A former F.B.I. official said Michael Sussmann, a lawyer accused of lying to the F.B.I., told him he was reporting Trump suspicions on his own, not on behalf of Hillary Clinton’s campaign.
WASHINGTON — A former F.B.I. official testified on Thursday that when he met in 2016 with Michael Sussmann, a lawyer with ties to Hillary Clinton’s presidential campaign, Mr. Sussmann told him that he had come to the F.B.I. on his own.
The testimony bolsters the case brought by the special counsel, John H. Durham, against Mr. Sussmann, who has been accused of lying about his reason for bringing his suspicions to the F.B.I. about a possible secret communications channel between the Trump Organization and Alfa Bank, a Russian financial firm with ties to the Kremlin.

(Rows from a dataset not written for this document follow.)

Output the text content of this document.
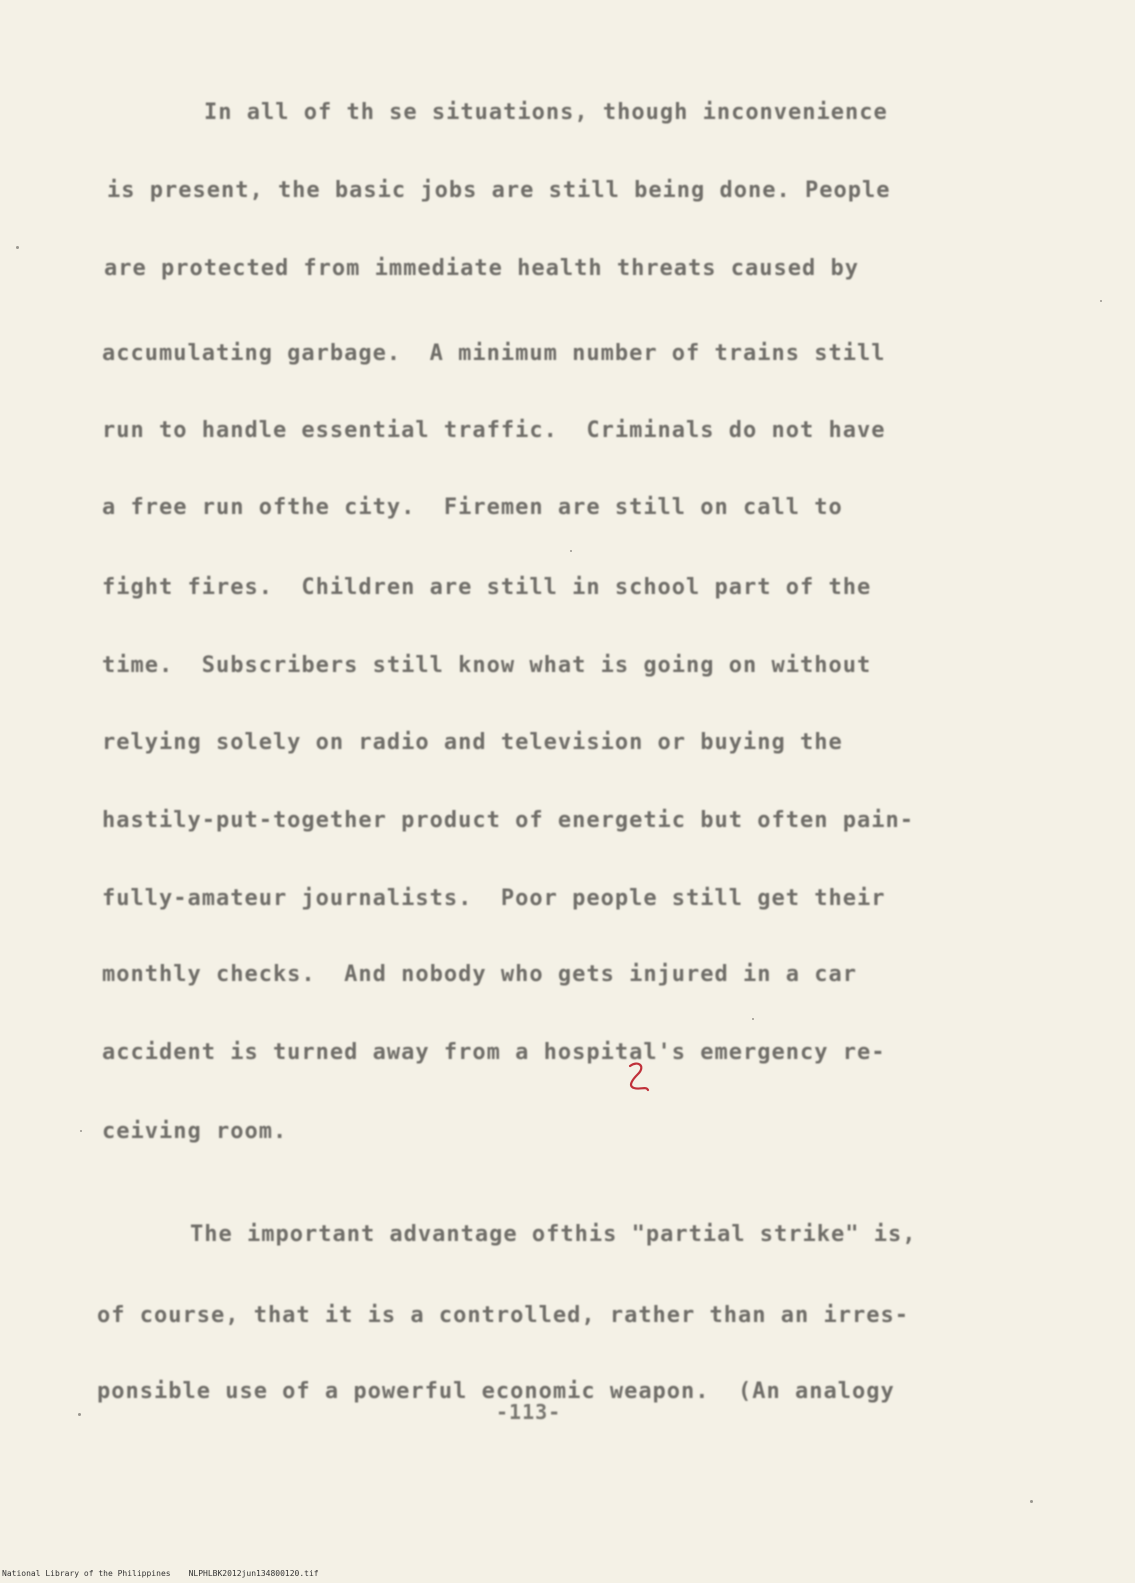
In all of th se situations, though inconvenience
is present, the basic jobs are still being done. People
are protected from immediate health threats caused by
accumulating garbage.  A minimum number of trains still
run to handle essential traffic.  Criminals do not have
a free run ofthe city.  Firemen are still on call to
fight fires.  Children are still in school part of the
time.  Subscribers still know what is going on without
relying solely on radio and television or buying the
hastily-put-together product of energetic but often pain-
fully-amateur journalists.  Poor people still get their
monthly checks.  And nobody who gets injured in a car
accident is turned away from a hospital's emergency re-
ceiving room.
The important advantage ofthis "partial strike" is,
of course, that it is a controlled, rather than an irres-
ponsible use of a powerful economic weapon.  (An analogy
-113-
National Library of the Philippines NLPHLBK2012jun134800120.tif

The case centers on whether Mr. Sussmann sought to conceal his ties to Mrs. Clinton in the meeting with the F.B.I., so as not to seem as if he were coming for partisan reasons on behalf of a political opponent of Donald J. Trump.
While the Sussmann case is a narrow false statement charge, Mr. Durham’s filings have broadly insinuated that the Clinton campaign tried to get the F.B.I. to investigate Mr. Trump over his ties with Russia, and to persuade reporters to write stories about the matter.
The former F.B.I. official, James A. Baker, who in 2016 was the agency’s general counsel, was adamant that Mr. Sussmann had told him he was representing no one but himself during the meeting. “I’m 100 percent confident that he said that,” Mr. Baker said. “Michael’s a friend of mine and a colleague, and I believed it and trusted that the statement was truthful.”
Mr. Baker’s testimony was not a surprise. It dovetailed with a text message Mr. Sussmann had sent to him the night before, and underscored that the case may turn on what it means to be somewhere “on behalf” of a client.
Mr. Sussmann’s lawyers have acknowledged that he was working for the campaign when he tried to get reporters to write about the Alfa Bank matter. But they maintain he separately brought the matter to the F.B.I. when he thought a news article was about to be published on the topic so that the bureau would not be caught flat-footed.
Still, on Thursday, they also sought to raise doubts about whether Mr. Baker accurately recalled what their client said at the six-year-old meeting and subsequent events.
Sean Berkowitz, one of Mr. Sussmann’s lawyers, asked questions that seemed to indicate that Mr. Baker had to have known that Mr. Sussmann was working with the Clinton campaign.
On the stand, Mr. Baker offered a detailed account of their meeting, and the steps he took to share the matter with top F.B.I. officials who could swiftly investigate the concerns, which had been raised by internet data and cybersecurity research. The F.B.I. would later conclude that the concerns about Alfa Bank were unsubstantiated.
He would have “made a different assessment” if he had thought Mr. Sussmann had approached him on behalf of a client, particularly if that client were Mr. Trump’s political opponent, Mr. Baker said.
“It would have raised very serious questions,” Mr. Baker added, about “the credibility of the source.”
The Sussmann trial, which began this week, is the first case to be developed by Mr. Durham, a special counsel appointed during the Trump administration by the attorney general at the time, William P. Barr, to examine the origins of the F.B.I.’s investigation into ties between Mr. Trump and Russia.
Believing that the bureau had limited time to act, Mr. Baker told top F.B.I. officials about the evidence, encouraging them to take it seriously because it originated with Mr. Sussmann.
Mr. Baker said the F.B.I. spoke with two New York Times reporters, one of whom was working on an article about the possible communications channel, to say that the bureau needed time to start an investigation before an article was published.
In that light, Mr. Baker said he would have also rethought his dealings with the news media. He said the F.B.I. was “aware of and wary of” the fact that the existence of an F.B.I. investigation could be used by reporters as a way to report on something that is “flawed or incomplete.”